Australian puppeteer and schoolteacher

Edith Constance Murray BEM born Edith Constance Blackwell (26 February 1897 – 30 January 1988) was an Australian puppeteer and schoolteacher.

==Life==
Murray was born in 1897 in North Sydney. She was the first child of Flora Emily (born Fletcher) and Harry Le Tissier Blackwell. Her mother had been born in Australia but her father who had a tobacco shop had been born in the UK's Channel Islands. She graduated as a qualified teacher from the University of Sydney in 1920. In 1922 she began a marriage to an accountant named Rowland Charles Murray. She had two sons.

She discovered glove puppets and their ability to entertain and teach children while working as a governess for children at the Bidura House children's home from 1937 to 1946. The home looked after children who were expected to appear at court and children who were anticipating finding foster parents.

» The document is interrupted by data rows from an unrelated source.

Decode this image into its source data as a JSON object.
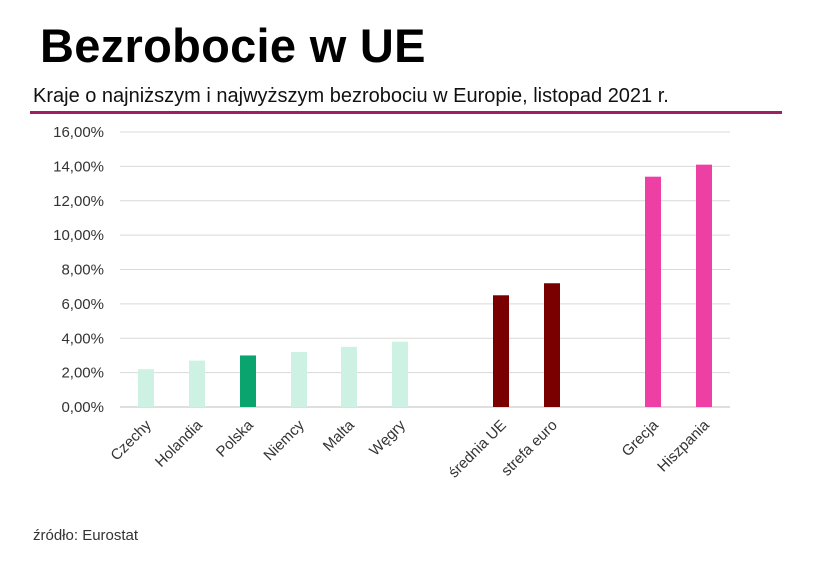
{
  "title": "Bezrobocie w UE",
  "subtitle": "Kraje o najniższym i najwyższym bezrobociu w Europie, listopad 2021 r.",
  "source": "źródło: Eurostat",
  "colors": {
    "accent_rule": "#9e1f63",
    "low_countries": "#cdf2e3",
    "poland": "#0aa46e",
    "averages": "#7a0000",
    "high_countries": "#ee3fa5",
    "grid": "#d9d9d9"
  },
  "chart_data": {
    "type": "bar",
    "title": "Kraje o najniższym i najwyższym bezrobociu w Europie, listopad 2021 r.",
    "xlabel": "",
    "ylabel": "",
    "ylim": [
      0,
      16
    ],
    "yticks": [
      "0,00%",
      "2,00%",
      "4,00%",
      "6,00%",
      "8,00%",
      "10,00%",
      "12,00%",
      "14,00%",
      "16,00%"
    ],
    "grid": true,
    "legend": "none",
    "categories": [
      "Czechy",
      "Holandia",
      "Polska",
      "Niemcy",
      "Malta",
      "Węgry",
      "średnia UE",
      "strefa euro",
      "Grecja",
      "Hiszpania"
    ],
    "values": [
      2.2,
      2.7,
      3.0,
      3.2,
      3.5,
      3.8,
      6.5,
      7.2,
      13.4,
      14.1
    ],
    "bar_colors": [
      "#cdf2e3",
      "#cdf2e3",
      "#0aa46e",
      "#cdf2e3",
      "#cdf2e3",
      "#cdf2e3",
      "#7a0000",
      "#7a0000",
      "#ee3fa5",
      "#ee3fa5"
    ],
    "groups": [
      [
        0,
        1,
        2,
        3,
        4,
        5
      ],
      [
        6,
        7
      ],
      [
        8,
        9
      ]
    ]
  }
}
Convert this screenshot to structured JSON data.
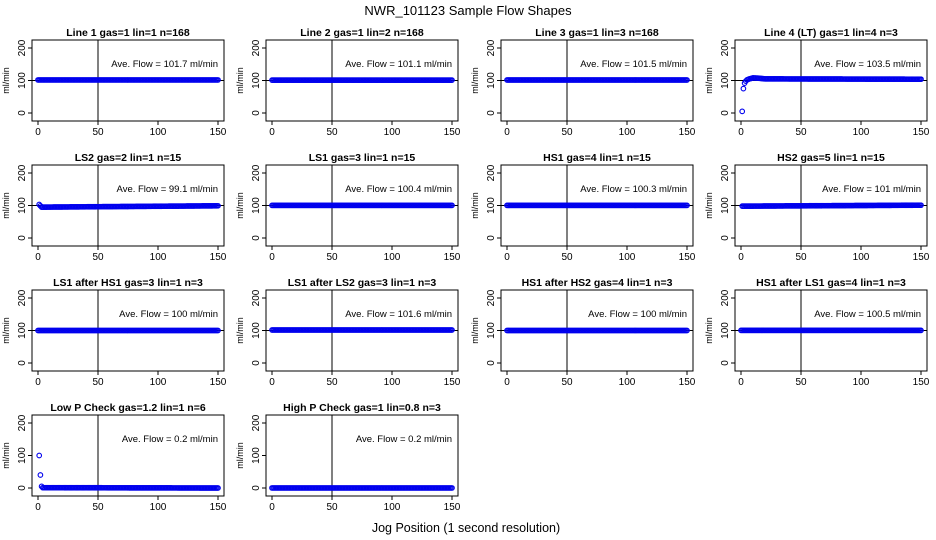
{
  "figure": {
    "title": "NWR_101123  Sample Flow Shapes",
    "xlabel": "Jog Position (1 second resolution)",
    "colors": {
      "points": "#0000ee",
      "frame": "#000000",
      "refline": "#000000"
    }
  },
  "chart_data": [
    {
      "type": "scatter",
      "title": "Line 1 gas=1 lin=1 n=168",
      "ylabel": "ml/min",
      "xlim": [
        0,
        150
      ],
      "ylim": [
        0,
        200
      ],
      "xticks": [
        0,
        50,
        100,
        150
      ],
      "yticks": [
        0,
        100,
        200
      ],
      "vline_x": 50,
      "hline_y": 100,
      "annotation": "Ave. Flow =  101.7  ml/min",
      "series": [
        {
          "points": [
            [
              0,
              101.7
            ],
            [
              150,
              101.7
            ]
          ]
        }
      ]
    },
    {
      "type": "scatter",
      "title": "Line 2 gas=1 lin=2 n=168",
      "ylabel": "ml/min",
      "xlim": [
        0,
        150
      ],
      "ylim": [
        0,
        200
      ],
      "xticks": [
        0,
        50,
        100,
        150
      ],
      "yticks": [
        0,
        100,
        200
      ],
      "vline_x": 50,
      "hline_y": 100,
      "annotation": "Ave. Flow =  101.1  ml/min",
      "series": [
        {
          "points": [
            [
              0,
              101.1
            ],
            [
              150,
              101.1
            ]
          ]
        }
      ]
    },
    {
      "type": "scatter",
      "title": "Line 3 gas=1 lin=3 n=168",
      "ylabel": "ml/min",
      "xlim": [
        0,
        150
      ],
      "ylim": [
        0,
        200
      ],
      "xticks": [
        0,
        50,
        100,
        150
      ],
      "yticks": [
        0,
        100,
        200
      ],
      "vline_x": 50,
      "hline_y": 100,
      "annotation": "Ave. Flow =  101.5  ml/min",
      "series": [
        {
          "points": [
            [
              0,
              101.5
            ],
            [
              150,
              101.5
            ]
          ]
        }
      ]
    },
    {
      "type": "scatter",
      "title": "Line 4 (LT) gas=1 lin=4 n=3",
      "ylabel": "ml/min",
      "xlim": [
        0,
        150
      ],
      "ylim": [
        0,
        200
      ],
      "xticks": [
        0,
        50,
        100,
        150
      ],
      "yticks": [
        0,
        100,
        200
      ],
      "vline_x": 50,
      "hline_y": 100,
      "annotation": "Ave. Flow =  103.5  ml/min",
      "series": [
        {
          "points": [
            [
              1,
              5
            ],
            [
              2,
              75
            ],
            [
              3,
              92
            ],
            [
              4,
              98
            ],
            [
              5,
              102
            ],
            [
              7,
              105
            ],
            [
              10,
              108
            ],
            [
              15,
              107
            ],
            [
              20,
              105
            ],
            [
              150,
              104
            ]
          ]
        }
      ]
    },
    {
      "type": "scatter",
      "title": "LS2 gas=2 lin=1 n=15",
      "ylabel": "ml/min",
      "xlim": [
        0,
        150
      ],
      "ylim": [
        0,
        200
      ],
      "xticks": [
        0,
        50,
        100,
        150
      ],
      "yticks": [
        0,
        100,
        200
      ],
      "vline_x": 50,
      "hline_y": 100,
      "annotation": "Ave. Flow =  99.1  ml/min",
      "series": [
        {
          "points": [
            [
              1,
              103
            ],
            [
              3,
              95
            ],
            [
              150,
              99.1
            ]
          ]
        }
      ]
    },
    {
      "type": "scatter",
      "title": "LS1 gas=3 lin=1 n=15",
      "ylabel": "ml/min",
      "xlim": [
        0,
        150
      ],
      "ylim": [
        0,
        200
      ],
      "xticks": [
        0,
        50,
        100,
        150
      ],
      "yticks": [
        0,
        100,
        200
      ],
      "vline_x": 50,
      "hline_y": 100,
      "annotation": "Ave. Flow =  100.4  ml/min",
      "series": [
        {
          "points": [
            [
              0,
              100.4
            ],
            [
              150,
              100.4
            ]
          ]
        }
      ]
    },
    {
      "type": "scatter",
      "title": "HS1 gas=4 lin=1 n=15",
      "ylabel": "ml/min",
      "xlim": [
        0,
        150
      ],
      "ylim": [
        0,
        200
      ],
      "xticks": [
        0,
        50,
        100,
        150
      ],
      "yticks": [
        0,
        100,
        200
      ],
      "vline_x": 50,
      "hline_y": 100,
      "annotation": "Ave. Flow =  100.3  ml/min",
      "series": [
        {
          "points": [
            [
              0,
              100.3
            ],
            [
              150,
              100.3
            ]
          ]
        }
      ]
    },
    {
      "type": "scatter",
      "title": "HS2 gas=5 lin=1 n=15",
      "ylabel": "ml/min",
      "xlim": [
        0,
        150
      ],
      "ylim": [
        0,
        200
      ],
      "xticks": [
        0,
        50,
        100,
        150
      ],
      "yticks": [
        0,
        100,
        200
      ],
      "vline_x": 50,
      "hline_y": 100,
      "annotation": "Ave. Flow =  101  ml/min",
      "series": [
        {
          "points": [
            [
              1,
              98
            ],
            [
              150,
              101
            ]
          ]
        }
      ]
    },
    {
      "type": "scatter",
      "title": "LS1 after HS1 gas=3 lin=1 n=3",
      "ylabel": "ml/min",
      "xlim": [
        0,
        150
      ],
      "ylim": [
        0,
        200
      ],
      "xticks": [
        0,
        50,
        100,
        150
      ],
      "yticks": [
        0,
        100,
        200
      ],
      "vline_x": 50,
      "hline_y": 100,
      "annotation": "Ave. Flow =  100  ml/min",
      "series": [
        {
          "points": [
            [
              0,
              100
            ],
            [
              150,
              100
            ]
          ]
        }
      ]
    },
    {
      "type": "scatter",
      "title": "LS1 after LS2 gas=3 lin=1 n=3",
      "ylabel": "ml/min",
      "xlim": [
        0,
        150
      ],
      "ylim": [
        0,
        200
      ],
      "xticks": [
        0,
        50,
        100,
        150
      ],
      "yticks": [
        0,
        100,
        200
      ],
      "vline_x": 50,
      "hline_y": 100,
      "annotation": "Ave. Flow =  101.6  ml/min",
      "series": [
        {
          "points": [
            [
              0,
              101.6
            ],
            [
              150,
              101.6
            ]
          ]
        }
      ]
    },
    {
      "type": "scatter",
      "title": "HS1 after HS2 gas=4 lin=1 n=3",
      "ylabel": "ml/min",
      "xlim": [
        0,
        150
      ],
      "ylim": [
        0,
        200
      ],
      "xticks": [
        0,
        50,
        100,
        150
      ],
      "yticks": [
        0,
        100,
        200
      ],
      "vline_x": 50,
      "hline_y": 100,
      "annotation": "Ave. Flow =  100  ml/min",
      "series": [
        {
          "points": [
            [
              0,
              100
            ],
            [
              150,
              100
            ]
          ]
        }
      ]
    },
    {
      "type": "scatter",
      "title": "HS1 after LS1 gas=4 lin=1 n=3",
      "ylabel": "ml/min",
      "xlim": [
        0,
        150
      ],
      "ylim": [
        0,
        200
      ],
      "xticks": [
        0,
        50,
        100,
        150
      ],
      "yticks": [
        0,
        100,
        200
      ],
      "vline_x": 50,
      "hline_y": 100,
      "annotation": "Ave. Flow =  100.5  ml/min",
      "series": [
        {
          "points": [
            [
              0,
              100.5
            ],
            [
              150,
              100.5
            ]
          ]
        }
      ]
    },
    {
      "type": "scatter",
      "title": "Low P Check gas=1.2 lin=1 n=6",
      "ylabel": "ml/min",
      "xlim": [
        0,
        150
      ],
      "ylim": [
        0,
        200
      ],
      "xticks": [
        0,
        50,
        100,
        150
      ],
      "yticks": [
        0,
        100,
        200
      ],
      "vline_x": 50,
      "hline_y": null,
      "annotation": "Ave. Flow =  0.2  ml/min",
      "series": [
        {
          "points": [
            [
              1,
              100
            ],
            [
              2,
              40
            ],
            [
              3,
              5
            ],
            [
              4,
              1
            ],
            [
              150,
              0
            ]
          ]
        }
      ]
    },
    {
      "type": "scatter",
      "title": "High P Check gas=1 lin=0.8 n=3",
      "ylabel": "ml/min",
      "xlim": [
        0,
        150
      ],
      "ylim": [
        0,
        200
      ],
      "xticks": [
        0,
        50,
        100,
        150
      ],
      "yticks": [
        0,
        100,
        200
      ],
      "vline_x": 50,
      "hline_y": null,
      "annotation": "Ave. Flow =  0.2  ml/min",
      "series": [
        {
          "points": [
            [
              0,
              0.2
            ],
            [
              150,
              0.2
            ]
          ]
        }
      ]
    }
  ]
}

The Children's Library and Crafts Movement had been founded in 1934 by two sisters, Elsie Rivett and Mary Matheson The eighth branch was opened in 1942 in Katoomba. It was Murray who organised the first use of puppets in their movement. In June 1949 the Sydney Herald announced weekly shows for children at the Children's Theatre at Burnie Park, Clovelly. The theatre accommodated marionette and glove puppet performances and the children were encouraged to write their own plays and to construct their own puppets. The theatre's work was supported by loaned puppets (from William Dalziel (Bill) Nicol in Melbourne) and the Children's Library and Crafts Movement. Leading Australian puppeteers Richard Bradshaw, Norman Hetherington and John Lewis of Jeral Puppets were among those who demonstrated their skills at the theatre. Murray remained as the director of the theatre until 1982.

Murray died in the Sydney suburb of Waterfall in 1988.